In the AFR, the SEC described how it carried out its mission to protect investors, foster capital formation and promote fair, orderly and efficient markets. To do so, it outlined several areas that the SEC focused on in the 2014 fiscal year. Review the 2014 AFR.

Enforcement actions

Among a number of SEC undertakings discussed in the AFR, the SEC noted that it brought a record number of enforcement actions over the last year. These enforcement actions included prosecuting companies and executives for accounting and financial fraud, as well as for violations of insider trading laws.

The SEC’s Enforcement Division also, for the first time, brought enforcement actions for violations of the market access rule and to halt a fraudulent municipal bond offering, and instituted the largest penalty for net capital rule violations. The first action was also brought that applied the Dodd-Frank Wall Street Reform Act’s (the Dodd-Frank Act) whistleblower anti-retaliation provision.


The SEC also stated that during the last year it proposed and finalized many rules required under the Dodd-Frank Act and Jumpstart Our Business Startups Act (the JOBS Act).

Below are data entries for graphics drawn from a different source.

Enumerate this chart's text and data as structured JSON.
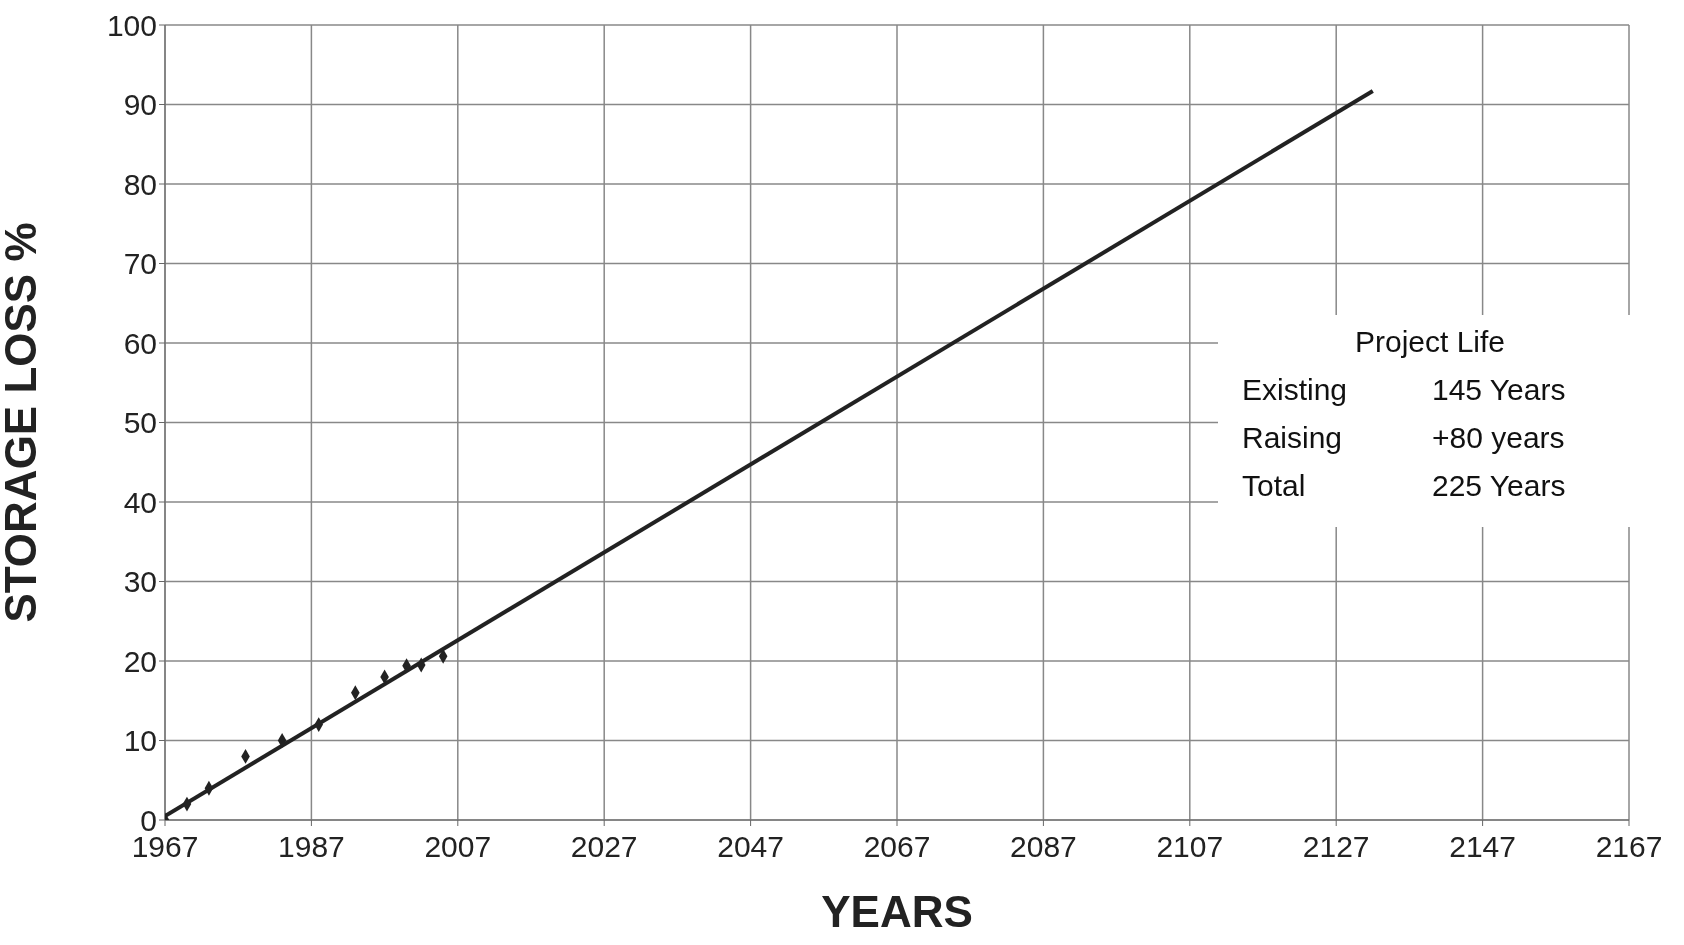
{
  "chart_data": {
    "type": "scatter",
    "xlabel": "YEARS",
    "ylabel": "STORAGE LOSS %",
    "xlim": [
      1967,
      2167
    ],
    "xticks": [
      1967,
      1987,
      2007,
      2027,
      2047,
      2067,
      2087,
      2107,
      2127,
      2147,
      2167
    ],
    "ylim": [
      0,
      100
    ],
    "yticks": [
      0,
      10,
      20,
      30,
      40,
      50,
      60,
      70,
      80,
      90,
      100
    ],
    "grid": true,
    "marker": "diamond",
    "series": [
      {
        "color": "#222222",
        "x": [
          1967,
          1970,
          1973,
          1978,
          1983,
          1988,
          1993,
          1997,
          2000,
          2002,
          2005
        ],
        "values": [
          0,
          2,
          4,
          8,
          10,
          12,
          16,
          18,
          19.4,
          19.5,
          20.6
        ]
      },
      {
        "type": "line",
        "color": "#222222",
        "x": [
          1967,
          2132
        ],
        "values": [
          0.5,
          91.7
        ],
        "marker": "none",
        "line_style": "solid"
      }
    ],
    "annotations": [
      "Project Life",
      "Existing",
      "145 Years",
      "Raising",
      "+80 years",
      "Total",
      "225 Years"
    ]
  }
}
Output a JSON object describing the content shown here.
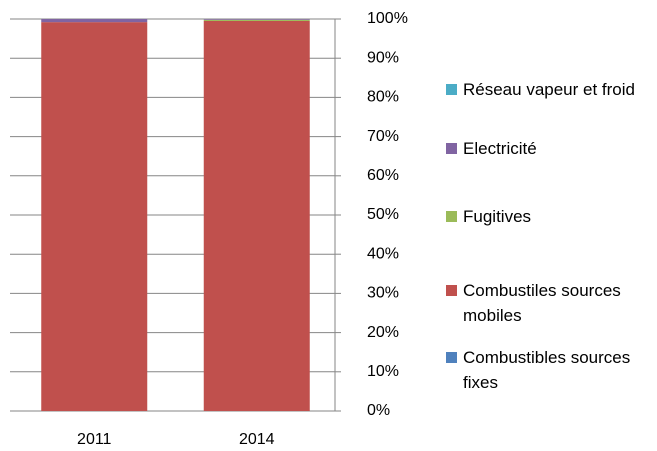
{
  "chart_data": {
    "type": "stacked_bar",
    "categories": [
      "2011",
      "2014"
    ],
    "series": [
      {
        "name": "Combustibles sources fixes",
        "color": "#4f81bd",
        "values": [
          0,
          0
        ]
      },
      {
        "name": "Combustiles sources mobiles",
        "color": "#c0504d",
        "values": [
          99.2,
          99.5
        ]
      },
      {
        "name": "Fugitives",
        "color": "#9bbb59",
        "values": [
          0,
          0.3
        ]
      },
      {
        "name": "Electricité",
        "color": "#8064a2",
        "values": [
          0.8,
          0.2
        ]
      },
      {
        "name": "Réseau vapeur et froid",
        "color": "#4bacc6",
        "values": [
          0,
          0
        ]
      }
    ],
    "ylim": [
      0,
      100
    ],
    "yticks": [
      {
        "value": 0,
        "label": "0%"
      },
      {
        "value": 10,
        "label": "10%"
      },
      {
        "value": 20,
        "label": "20%"
      },
      {
        "value": 30,
        "label": "30%"
      },
      {
        "value": 40,
        "label": "40%"
      },
      {
        "value": 50,
        "label": "50%"
      },
      {
        "value": 60,
        "label": "60%"
      },
      {
        "value": 70,
        "label": "70%"
      },
      {
        "value": 80,
        "label": "80%"
      },
      {
        "value": 90,
        "label": "90%"
      },
      {
        "value": 100,
        "label": "100%"
      }
    ],
    "grid": true,
    "legend": "right"
  }
}
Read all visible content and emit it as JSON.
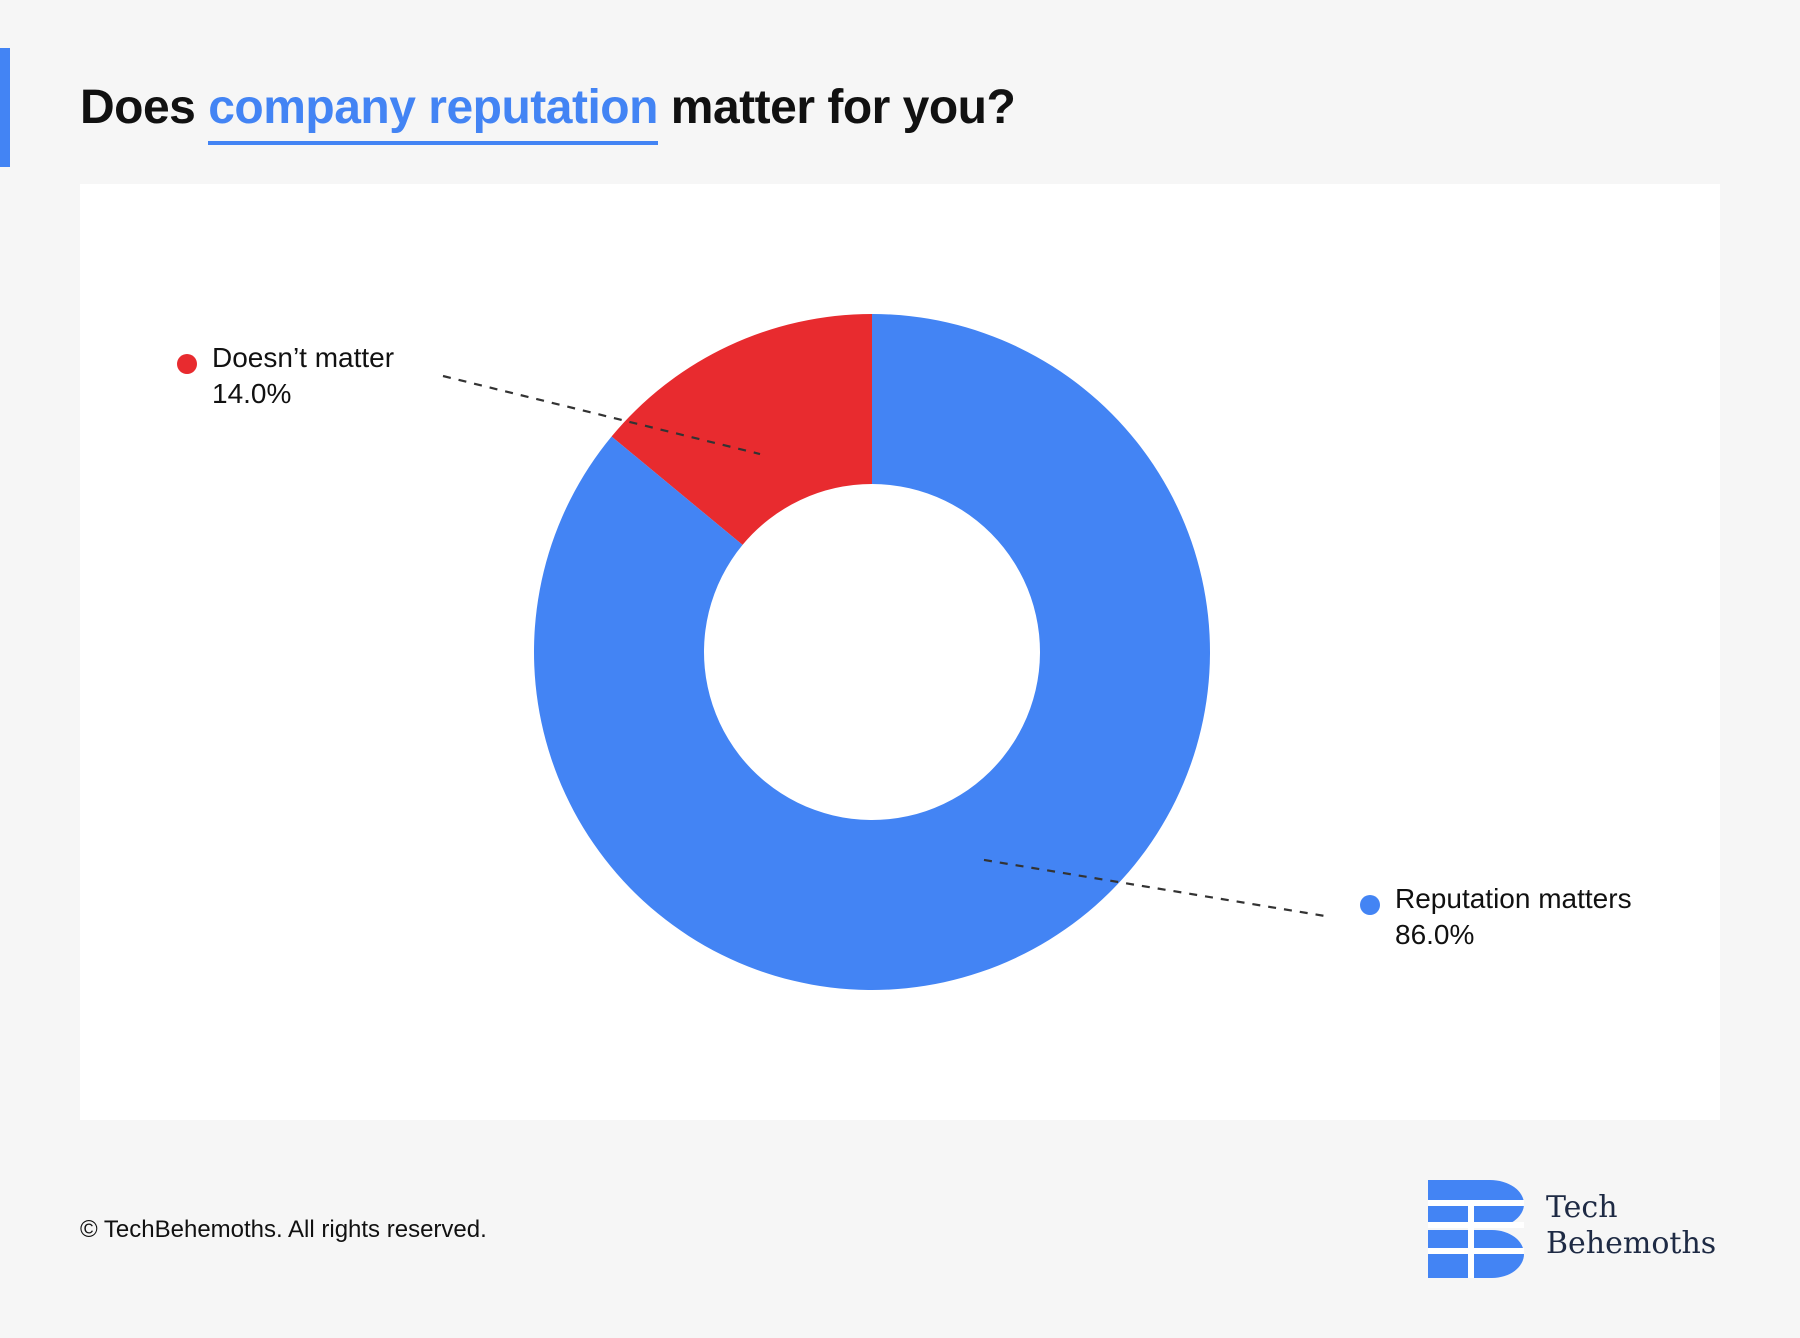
{
  "title": {
    "prefix": "Does ",
    "highlight": "company reputation",
    "suffix": " matter for you?"
  },
  "colors": {
    "accent": "#4384f4",
    "reputation_matters": "#4384f4",
    "doesnt_matter": "#e82b2f",
    "background": "#f6f6f6",
    "card": "#ffffff"
  },
  "chart_data": {
    "type": "pie",
    "style": "donut",
    "title": "Does company reputation matter for you?",
    "slices": [
      {
        "label": "Doesn’t matter",
        "value": 14.0,
        "display": "14.0%",
        "color": "#e82b2f"
      },
      {
        "label": "Reputation matters",
        "value": 86.0,
        "display": "86.0%",
        "color": "#4384f4"
      }
    ],
    "start_angle": "12 o'clock",
    "direction": "counterclockwise from top for first slice",
    "legend": "callouts with leader lines"
  },
  "footer": {
    "copyright": "© TechBehemoths. All rights reserved."
  },
  "logo": {
    "icon": "techbehemoths-b-logo",
    "line1": "Tech",
    "line2": "Behemoths"
  }
}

Under the Dodd-Frank Act, the SEC completed new rules regarding the regulation of proprietary trading, derivatives, asset-backed securities and credit ratings.

Under the JOBS Act, the SEC proposed new rules to facilitate crowdfunding and securities offerings up to $5 million within a 12-month period. The SEC also adopted new rules on money market funds.

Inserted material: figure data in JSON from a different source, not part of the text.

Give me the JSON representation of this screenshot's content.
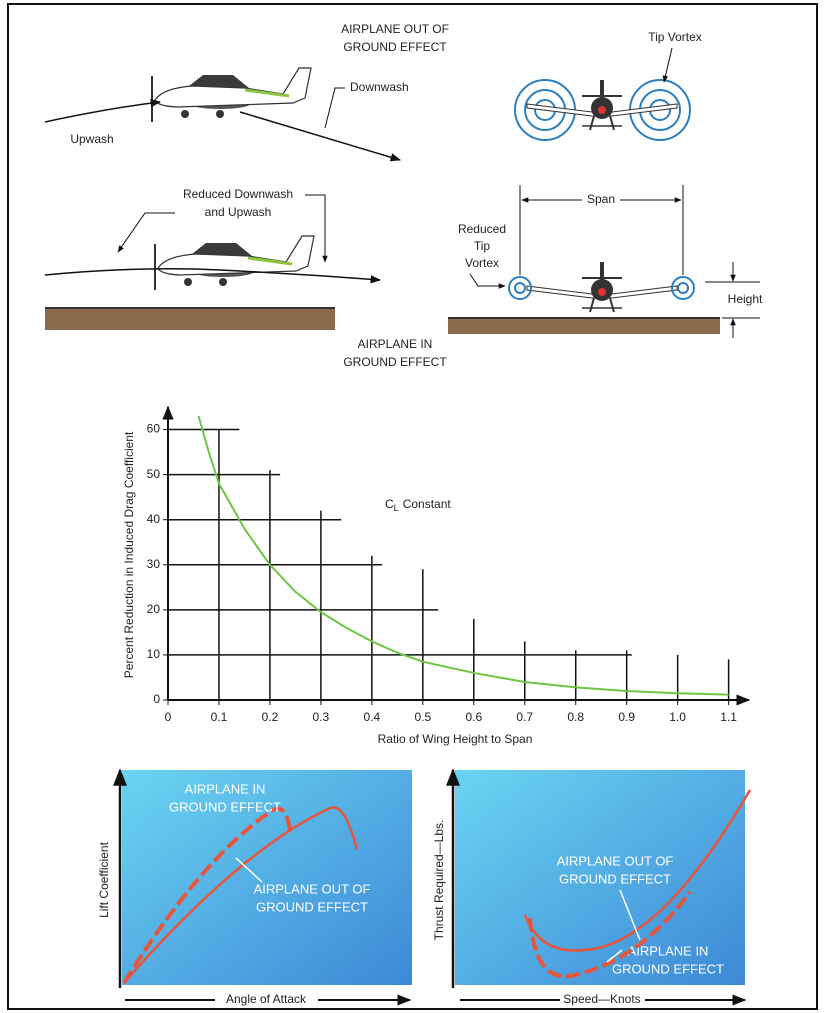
{
  "top": {
    "out_title": [
      "AIRPLANE OUT OF",
      "GROUND EFFECT"
    ],
    "upwash": "Upwash",
    "downwash": "Downwash",
    "tip_vortex": "Tip Vortex",
    "reduced_downwash": [
      "Reduced Downwash",
      "and Upwash"
    ],
    "span": "Span",
    "reduced_tip_vortex": [
      "Reduced",
      "Tip",
      "Vortex"
    ],
    "height": "Height",
    "in_title": [
      "AIRPLANE IN",
      "GROUND EFFECT"
    ]
  },
  "chart_data": {
    "type": "line",
    "x": [
      0.06,
      0.08,
      0.1,
      0.15,
      0.2,
      0.25,
      0.3,
      0.35,
      0.4,
      0.45,
      0.5,
      0.6,
      0.7,
      0.8,
      0.9,
      1.0,
      1.1
    ],
    "series": [
      {
        "color": "#6cc644",
        "values": [
          63,
          55,
          48,
          38,
          30,
          24,
          19.5,
          16,
          13,
          10.5,
          8.5,
          6,
          4,
          2.8,
          2,
          1.5,
          1.2
        ]
      }
    ],
    "xlim": [
      0,
      1.14
    ],
    "ylim": [
      0,
      65
    ],
    "xticks": [
      0,
      0.1,
      0.2,
      0.3,
      0.4,
      0.5,
      0.6,
      0.7,
      0.8,
      0.9,
      {
        "value": 1,
        "label": "1.0"
      },
      1.1
    ],
    "yticks": [
      0,
      10,
      20,
      30,
      40,
      50,
      60
    ],
    "vgrid_tops": [
      60,
      51,
      42,
      32,
      29,
      18,
      13,
      11,
      11,
      10,
      9
    ],
    "hgrid_ends": [
      0.91,
      0.53,
      0.42,
      0.34,
      0.22,
      0.14
    ],
    "xlabel": "Ratio of Wing Height to Span",
    "ylabel": "Percent Reduction in Induced Drag Coefficient",
    "annotation": {
      "symbol": "C",
      "subscript": "L",
      "text": "Constant"
    }
  },
  "lift_panel": {
    "ylabel": "Lift Coefficient",
    "xlabel": "Angle of Attack",
    "in_label": [
      "AIRPLANE IN",
      "GROUND EFFECT"
    ],
    "out_label": [
      "AIRPLANE OUT OF",
      "GROUND EFFECT"
    ]
  },
  "thrust_panel": {
    "ylabel": "Thrust Required—Lbs.",
    "xlabel": "Speed—Knots",
    "out_label": [
      "AIRPLANE OUT OF",
      "GROUND EFFECT"
    ],
    "in_label": [
      "AIRPLANE IN",
      "GROUND EFFECT"
    ]
  }
}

In addition, the SEC highlighted the Office of Compliance Inspections and Examination’s (OCIE) efforts to promote compliance and to detect and prevent fraud through their examination process.

OCIE engaged with registrants by publishing its annual public statement of examination priorities, as well as holding meetings with their senior management, heads of control functions and independent directors. OCIE also uncovered fraud and suspicious activities by refining risk-based targeting methodologies, expanding the scope of its data collection and improving in-house expertise in key areas.

Further, the SEC stated that it focused on coordinating international approaches to key regulatory areas through its Office of International Affairs. In addition, through its work with the International Organization of Securities Commissions (IOSCO), the Financial Stability Board (FSB) and the OTC Derivatives Regulators group, among others, the SEC strived to promote international convergence of regulatory standards and practices.

Office of Investor Advocate

The SEC also noted that it instituted its first Investor Advocate to lead the SEC’s new Office of the Investor Advocate, which was established by the Dodd-Frank Act. This office is charged with, among other things, analyzing the potential impact on investors of regulations and rules that are proposed by the SEC and self-regulatory organizations (SROs), as well as identifying areas in which investors would benefit from changes in regulations or SRO rules.

2015 fiscal year

In addition to highlighting its accomplishments from the past year, the SEC also discussed objectives for the year ahead. These include completing the remaining major rulemaking required under the Dodd-Frank and JOBS Acts. The SEC also plans to address whether market structure rules continue to meet the SEC’s objectives of investor protection and fair and orderly markets. The SEC will also build upon its enforcement and examination programs using advanced data analysis methodologies and technology. Additionally, the SEC stated that it will look for new ways to educate investors, including through increased investor education outreach to target audiences.